Current distribution of captive animals

In the early 21st century, the domesticated dromedary is found in the semi-arid to arid regions of the Old World. [97]


Africa has more than 80% of the world's total dromedary population; it occurs in almost every desert zone in the northern part of the continent. The Sahel marks the southern extreme of its range, where the annual rainfall is around 550 mm (22 in). The Horn of Africa has nearly 35% of the world's dromedaries; [97] most of the region's stock is in Somalia, followed by Sudan, Eritrea, and Ethiopia (as of the early 2000s). [108] According to the Yearbook of the Food and Agriculture Organization (FAO) for 1984, eastern Africa had about 10 million dromedaries, the largest population of Africa. Western Africa followed with 2.14 million, while northern Africa had nearly 0.76 million. [109] Populations in Africa increased by 16% from 1994 to 2005. [108] [110]

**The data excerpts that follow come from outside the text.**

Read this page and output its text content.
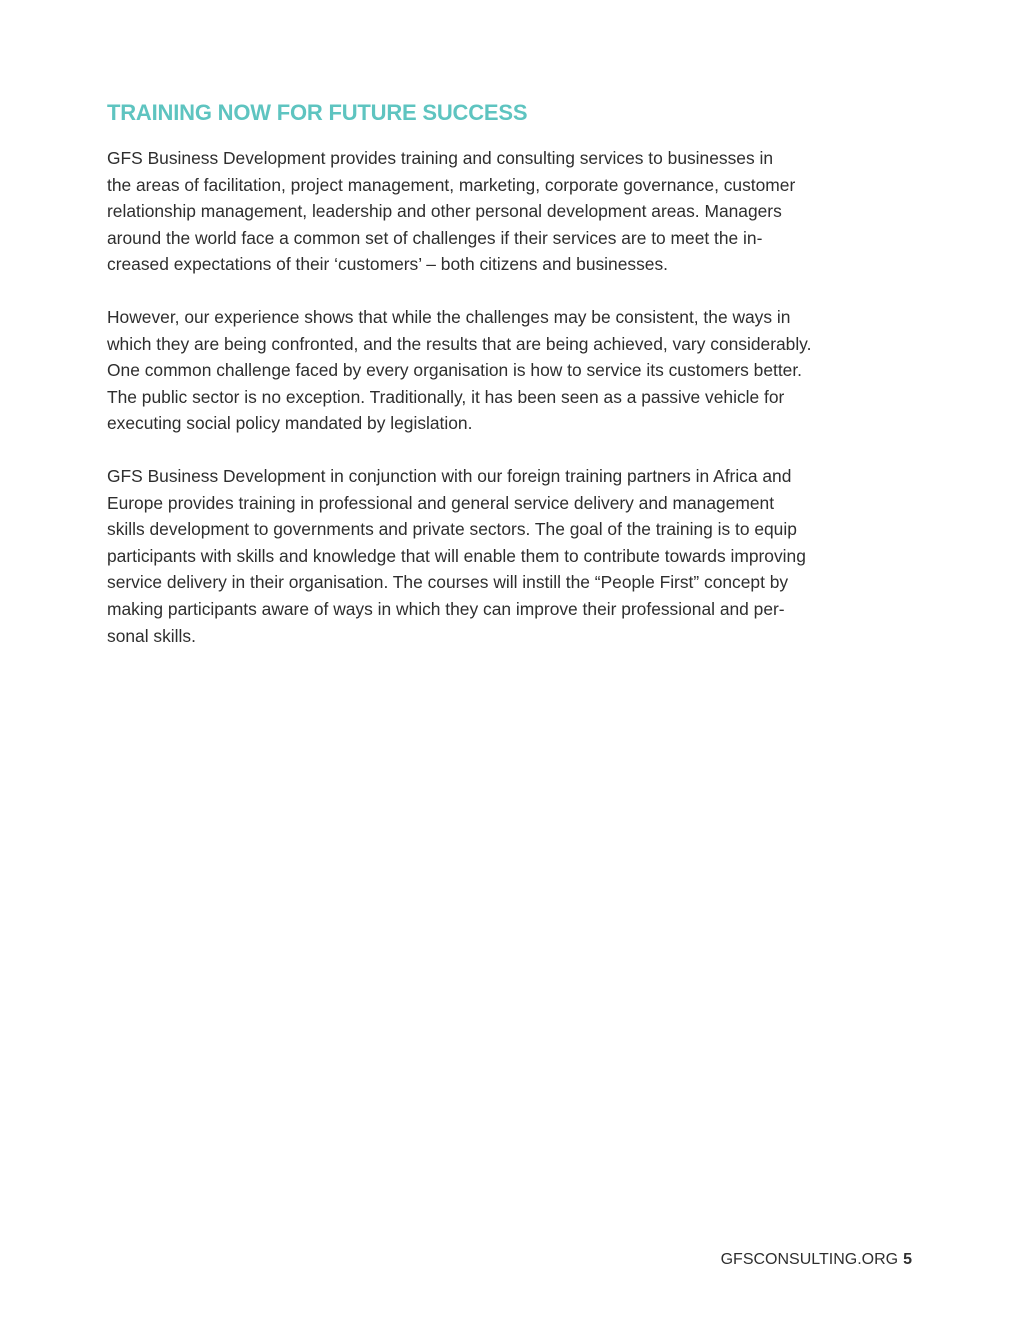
TRAINING NOW FOR FUTURE SUCCESS

GFS Business Development provides training and consulting services to businesses in
the areas of facilitation, project management, marketing, corporate governance, customer
relationship management, leadership and other personal development areas. Managers
around the world face a common set of challenges if their services are to meet the in-
creased expectations of their ‘customers’ – both citizens and businesses.

However, our experience shows that while the challenges may be consistent, the ways in
which they are being confronted, and the results that are being achieved, vary considerably.
One common challenge faced by every organisation is how to service its customers better.
The public sector is no exception. Traditionally, it has been seen as a passive vehicle for
executing social policy mandated by legislation.

GFS Business Development in conjunction with our foreign training partners in Africa and
Europe provides training in professional and general service delivery and management
skills development to governments and private sectors. The goal of the training is to equip
participants with skills and knowledge that will enable them to contribute towards improving
service delivery in their organisation. The courses will instill the “People First” concept by
making participants aware of ways in which they can improve their professional and per-
sonal skills.

GFSCONSULTING.ORG 5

Dromedaries in Punjab, Pakistan Uoth.JPG
Dromedaries in Punjab, Pakistan

In Asia, nearly 70% of the population occurs in India and Pakistan. The combined population of the dromedary and the Bactrian camel decreased by around 21% between 1994 and 2004. [111] The dromedary is sympatric with the Bactrian camel in Afghanistan, Pakistan, and central and southwestern Asia. [112] India has a dromedary population of less than one million, with most (0.67 million) in the state of Rajasthan. [108] Populations in Pakistan decreased from 1.1 million in 1994 to 0.8 million in 2005 – a 29% decline. [111] According to the FAO, the dromedary population in six countries of the Persian Gulf was nearly 0.67 million in 2003. In the Persian Gulf region the dromedary is locally classified into breeds including Al-Majahem, Al-Hamrah, Al-Safrah, Al-Zarkah and Al-Shakha, based on coat colour. The UAE has three prominent breeds: Racing camel, Al-Arabiat and Al-Kazmiat. [113]

Feral population

A dromedary in outback Australia, near Silverton, New South Wales, Australia. Feral dromedaries are only found in Australia. 07. Camel Profile, near Silverton, NSW, 07.07.2007.jpg
A dromedary in outback Australia, near Silverton, New South Wales, Australia. Feral dromedaries are only found in Australia.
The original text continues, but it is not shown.